My 3-day production data survey

An uncontrolled higher-than-best-practice internal scrap-rate bleeds a Company's competitive position in at least two ways:

The lost wax foundry had a "legacy" production control computer system of classic architecture (one unix-server > relational-database > server-side-front-end ---> many "dumb" terminals). The efficiency of these systems meant it contained 10 years of by-the-minute production data.

Casting "ABC123" was topical due to a recent chronic scrappage problem - something like having to 3-times over-manufacture to get the delivery quantity. It also transpired that "ABC123" had remained unchanged over 6 years of complete data to-date and had been manufactured on a consistent regular basis in this time. So as a "pilot study" this was a good one to go for.

Prior explanation - a "Works Order" is a manageable batch-size of castings which can progress undivided down the production process. Thus one customer order would typically be fulfilled by several / many Works Orders (WO's). For "ABC123's", the maximum and also preponderant batch size was 160 product castings.

Further prior explanation - there was scepticism about the reliability of the recorded reasons for scrappages - whereas the number of castings launched in a WO and the number despatched were incontrovertible. So for this pilot survey it seemed best to only look at these overall figures.

First round of analysis

Starting with the most "open-ended" analytical approach to the data possible, the proportional scrap rate was plotted as a line-chart for all WO's - except - all WO's with less than 80 product castings were discarded from the plotted data, to "throw out" statistically insignificant "spikes" from this purely by-eye open-ended survey for trends.

Ignore scrap rates of "1" (100%). These will be events like a random plant malfunction destroying all castings in the batch.

To my visual inspection, the region of about "320" to "390" is very interesting for being a period of low scrap rate (caveat - if this data is correct and representative).

Second round of analysis

The pattern of production of "ABC123's" is few-week campaigns of production (presumably fulfilling one customer order) then several intervening months until the next campaign of "ABC123" production. There are 29 "campaigns" of producing "ABC123's" fairly evenly spread over the 6 years of the complete production data.

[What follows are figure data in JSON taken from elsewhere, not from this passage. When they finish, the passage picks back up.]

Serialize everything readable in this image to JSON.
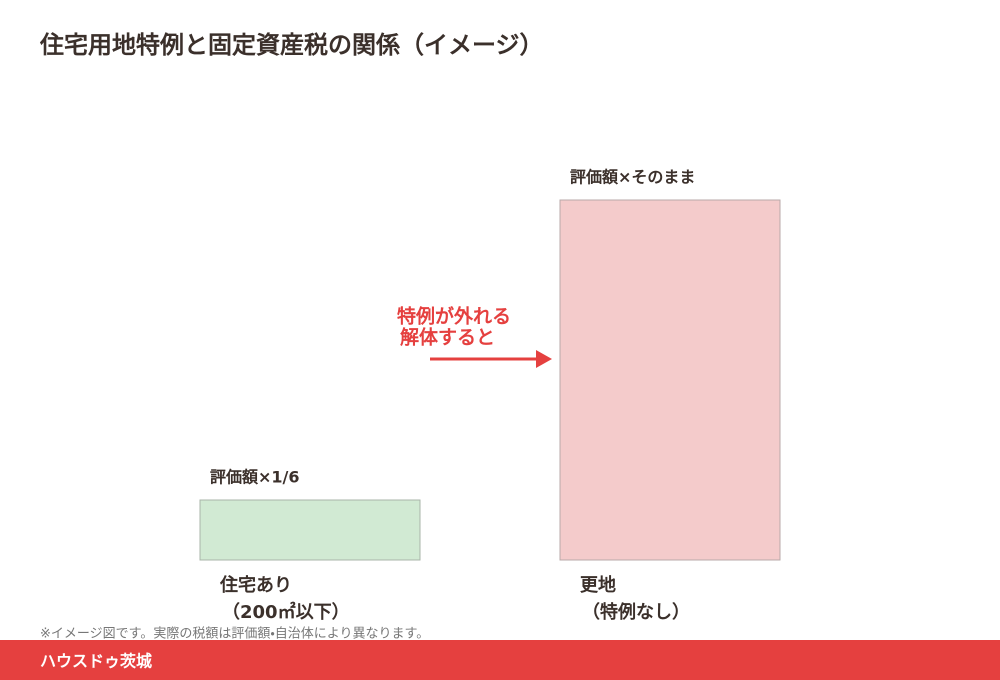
{
  "title": "住宅用地特例と固定資産税の関係（イメージ）",
  "bars": [
    {
      "caption": "評価額×1/6",
      "label_lines": [
        "住宅あり",
        "（200㎡以下）"
      ]
    },
    {
      "caption": "評価額×そのまま",
      "label_lines": [
        "更地",
        "（特例なし）"
      ]
    }
  ],
  "arrow_label_lines": [
    "特例が外れる",
    "解体すると"
  ],
  "note": "※イメージ図です。実際の税額は評価額・自治体により異なります。",
  "footer": "ハウスドゥ茨城"
}
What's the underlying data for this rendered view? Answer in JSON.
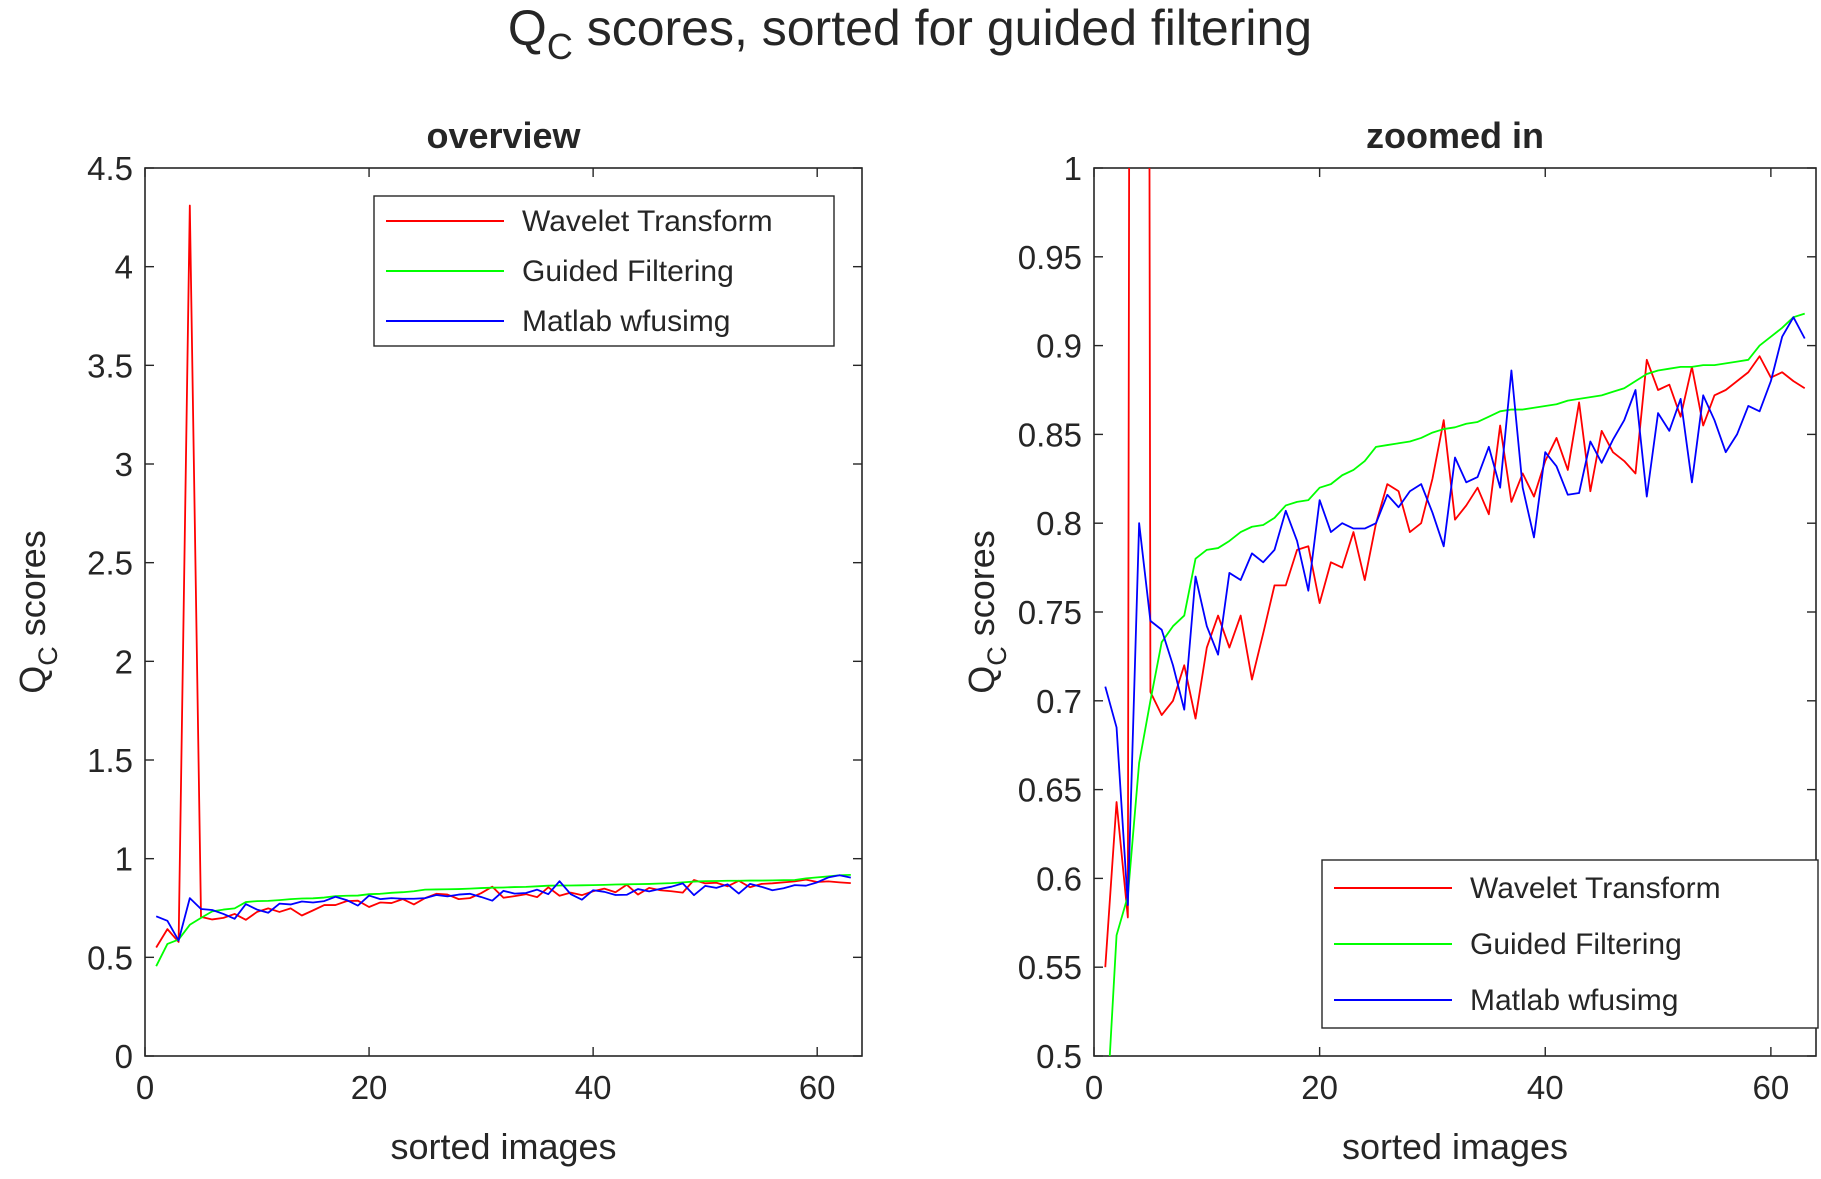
{
  "figure": {
    "title_main": "Q",
    "title_sub": "C",
    "title_rest": " scores, sorted for guided filtering"
  },
  "chart_data": [
    {
      "type": "line",
      "title": "overview",
      "xlabel": "sorted images",
      "ylabel_main": "Q",
      "ylabel_sub": "C",
      "ylabel_rest": " scores",
      "xlim": [
        0,
        64
      ],
      "ylim": [
        0,
        4.5
      ],
      "xticks": [
        0,
        20,
        40,
        60
      ],
      "yticks": [
        0,
        0.5,
        1,
        1.5,
        2,
        2.5,
        3,
        3.5,
        4,
        4.5
      ],
      "grid": false,
      "legend_position": "top-right",
      "series_ref": "shared_series"
    },
    {
      "type": "line",
      "title": "zoomed in",
      "xlabel": "sorted images",
      "ylabel_main": "Q",
      "ylabel_sub": "C",
      "ylabel_rest": " scores",
      "xlim": [
        0,
        64
      ],
      "ylim": [
        0.5,
        1
      ],
      "xticks": [
        0,
        20,
        40,
        60
      ],
      "yticks": [
        0.5,
        0.55,
        0.6,
        0.65,
        0.7,
        0.75,
        0.8,
        0.85,
        0.9,
        0.95,
        1
      ],
      "grid": false,
      "legend_position": "bottom-right",
      "series_ref": "shared_series"
    }
  ],
  "shared_series": {
    "x": [
      1,
      2,
      3,
      4,
      5,
      6,
      7,
      8,
      9,
      10,
      11,
      12,
      13,
      14,
      15,
      16,
      17,
      18,
      19,
      20,
      21,
      22,
      23,
      24,
      25,
      26,
      27,
      28,
      29,
      30,
      31,
      32,
      33,
      34,
      35,
      36,
      37,
      38,
      39,
      40,
      41,
      42,
      43,
      44,
      45,
      46,
      47,
      48,
      49,
      50,
      51,
      52,
      53,
      54,
      55,
      56,
      57,
      58,
      59,
      60,
      61,
      62,
      63
    ],
    "series": [
      {
        "name": "Wavelet Transform",
        "color": "#ff0000",
        "values": [
          0.55,
          0.643,
          0.578,
          4.31,
          0.705,
          0.692,
          0.7,
          0.72,
          0.69,
          0.73,
          0.748,
          0.73,
          0.748,
          0.712,
          0.738,
          0.765,
          0.765,
          0.785,
          0.787,
          0.755,
          0.778,
          0.775,
          0.795,
          0.768,
          0.8,
          0.822,
          0.818,
          0.795,
          0.8,
          0.825,
          0.858,
          0.802,
          0.81,
          0.82,
          0.805,
          0.855,
          0.812,
          0.828,
          0.815,
          0.835,
          0.848,
          0.83,
          0.868,
          0.818,
          0.852,
          0.84,
          0.835,
          0.828,
          0.892,
          0.875,
          0.878,
          0.86,
          0.888,
          0.855,
          0.872,
          0.875,
          0.88,
          0.885,
          0.894,
          0.882,
          0.885,
          0.88,
          0.876
        ]
      },
      {
        "name": "Guided Filtering",
        "color": "#00ff00",
        "values": [
          0.455,
          0.568,
          0.59,
          0.665,
          0.7,
          0.733,
          0.742,
          0.748,
          0.78,
          0.785,
          0.786,
          0.79,
          0.795,
          0.798,
          0.799,
          0.803,
          0.81,
          0.812,
          0.813,
          0.82,
          0.822,
          0.827,
          0.83,
          0.835,
          0.843,
          0.844,
          0.845,
          0.846,
          0.848,
          0.851,
          0.853,
          0.854,
          0.856,
          0.857,
          0.86,
          0.863,
          0.864,
          0.864,
          0.865,
          0.866,
          0.867,
          0.869,
          0.87,
          0.871,
          0.872,
          0.874,
          0.876,
          0.88,
          0.884,
          0.886,
          0.887,
          0.888,
          0.888,
          0.889,
          0.889,
          0.89,
          0.891,
          0.892,
          0.9,
          0.905,
          0.91,
          0.916,
          0.918
        ]
      },
      {
        "name": "Matlab wfusimg",
        "color": "#0000ff",
        "values": [
          0.708,
          0.685,
          0.585,
          0.8,
          0.745,
          0.74,
          0.72,
          0.695,
          0.77,
          0.742,
          0.726,
          0.772,
          0.768,
          0.783,
          0.778,
          0.785,
          0.807,
          0.79,
          0.762,
          0.813,
          0.795,
          0.8,
          0.797,
          0.797,
          0.8,
          0.816,
          0.809,
          0.818,
          0.822,
          0.806,
          0.787,
          0.837,
          0.823,
          0.826,
          0.843,
          0.82,
          0.886,
          0.82,
          0.792,
          0.84,
          0.832,
          0.816,
          0.817,
          0.846,
          0.834,
          0.847,
          0.858,
          0.875,
          0.815,
          0.862,
          0.852,
          0.87,
          0.823,
          0.872,
          0.858,
          0.84,
          0.85,
          0.866,
          0.863,
          0.88,
          0.905,
          0.916,
          0.904
        ]
      }
    ]
  }
}
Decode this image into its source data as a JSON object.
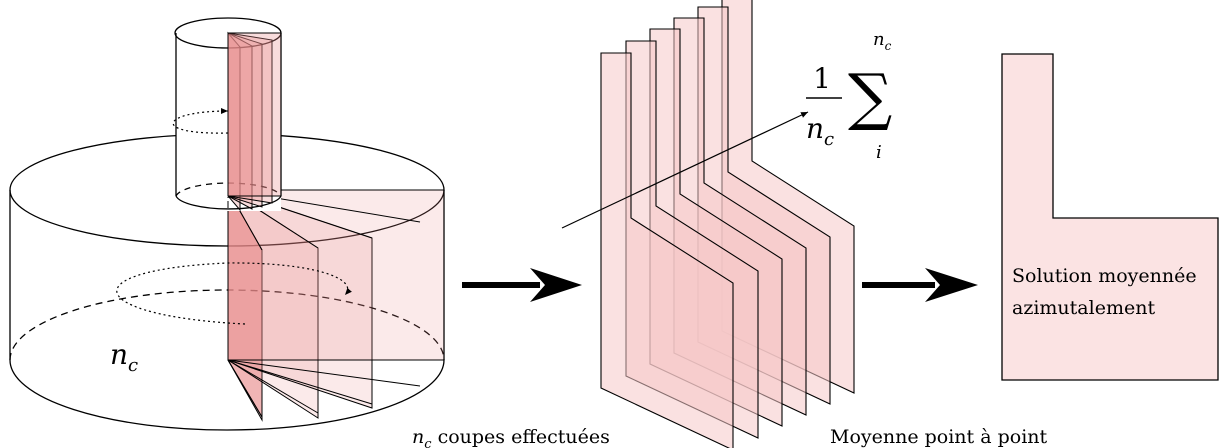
{
  "math": {
    "n": "n",
    "c": "c",
    "one": "1",
    "sigma": "∑",
    "i": "i"
  },
  "labels": {
    "cuts_text": " coupes effectuées",
    "average_text": "Moyenne point à point",
    "solution_line1": "Solution moyennée",
    "solution_line2": "azimutalement"
  },
  "colors": {
    "cut_fill": "#e88a8a",
    "slice_fill": "#f6c9c9",
    "result_fill": "#fbe3e3",
    "stroke": "#000000"
  }
}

So the data was split into "campaigns". Or to put it another way, data of WO's were grouped into "campaigns". All data are included in this and subsequent "grouped data" treatments.

The proportional scrap rate was line-charted for the "campaigns".

The low scrap rate is seen again from "23" to "25", corresponding to the same time-span and data as the first treatment. As the chart is zero-indexed, in conventional reckoning these are the 24th to 26th campaigns, inclusive.

Third round of analysis

The average (arithmetic mean) scrap-rates were calculated for the further-grouped "24th to 26th campaign (inclusive)" data and "all other campaigns" data.

Which grouped datacastings
scrap rate
all except the 24th to 26th campaigns (inclusive)52736493926.3%
the 24th to 26th campaigns (inclusive)1382413501 2.3%

This is an astonishing difference in scrap rates, over such large numbers of castings that the finding cannot be dismissed without detailed justification.

Summary on the production data analysis

The analysis is drawn from such a large sample of data that it unlikely to be a meaningless fluke in the data - though that should be considered never-the-less.

The difference in scrap rate between the otherwise general scrap rate and the scrap rate in the fortunate period is vast. To regain and retain the lower scrap rate would transform the competitiveness this lost-wax foundry production process.

Diagnosis of the physical reasons for the difference would benefit from knowing whether all other castings benefited from a low scrap-rate in the same period of time - or whether this only shows for "ABC123's".

One conjecture is that the true inherent capability of the plant is being revealed. That is, the plant has the inherent capability to produce with a scrap rate of 2.3% or less. And all of the further 4% are ultimately uncontrolled human factors... ???

The way ahead - out of data analysis and into process investigation

The next stage would be "on the shop-floor" investigation. The turn-over of shop-floor staff in this facility is very low, so knowledge and recollection of the entire period is available in the shop-floor staff. There is a fair chance that anecdotal information could open up the way ahead in getting to grips with process variables. There is this guide that at least 4% of the scrap-rate is human-controlled attention-to-detail matters.

Regardless of the exact route eventually taken, it seems like that with this "way in" to the issue of scrap rate, the entire issue can be opened up.